If nostalgia comforts, then white wine is a hug from mom in her visor and capri pants.

Brat, indie sleaze, messy girl — these weren’t new altars, but rather subaltars, all leaning toward the ziggurat of Clean Girl. Minimalist beige, white sneakers, Hailey Bieber, gold stacked jewelry. The girlboss may not call herself that anymore, and she may recoil at “influencer,” but influence she has, influenced she is. Indie sleaze is just nostalgia, after all, not an embrace of chaos, but the opposite: a desire for more legible hierarchies, when being thin and blond was the point. For the smaller world we inhabited in the late aughts, when magazines like Teen Vogue could fit in the palm of your hand.

At Hillstone, I admire my gargantuan glass of French chardonnay. It’s a chalice, easily transposed to the suburban environs of Middle America. Much like a red wine needs to “stand up” to a steak, a glass of white needs to stand up to the windowed expanse of the vinyl-sided home, something large enough to nurse in front of the man-made pond on the composite decking while your husband grills portabellas from Vons. I text J a picture of it, noting its impressive scale.

“It’s to make women’s hands look smaller,” he says.
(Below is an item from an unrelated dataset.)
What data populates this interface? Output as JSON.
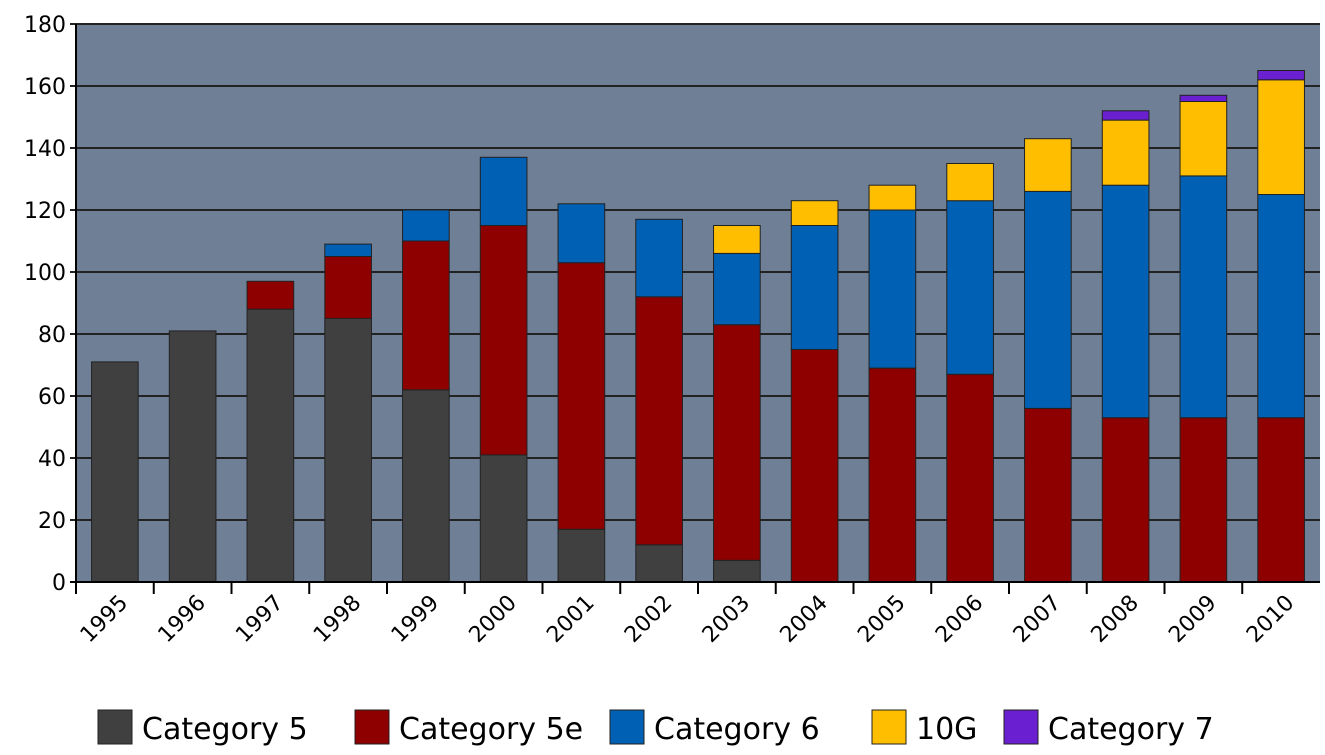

On the wall, there is a large, framed photograph of a Palm Springs house at night, because night is sexy and the desert is easy. Another wall is lined with dozens of bottles of red wine, a nod to steakhouse culture, but the bottles are all behind glass, safely locked away. The malbec-swilling CEOs will have to celebrate their earnings reports another time. Tonight is for the ladies.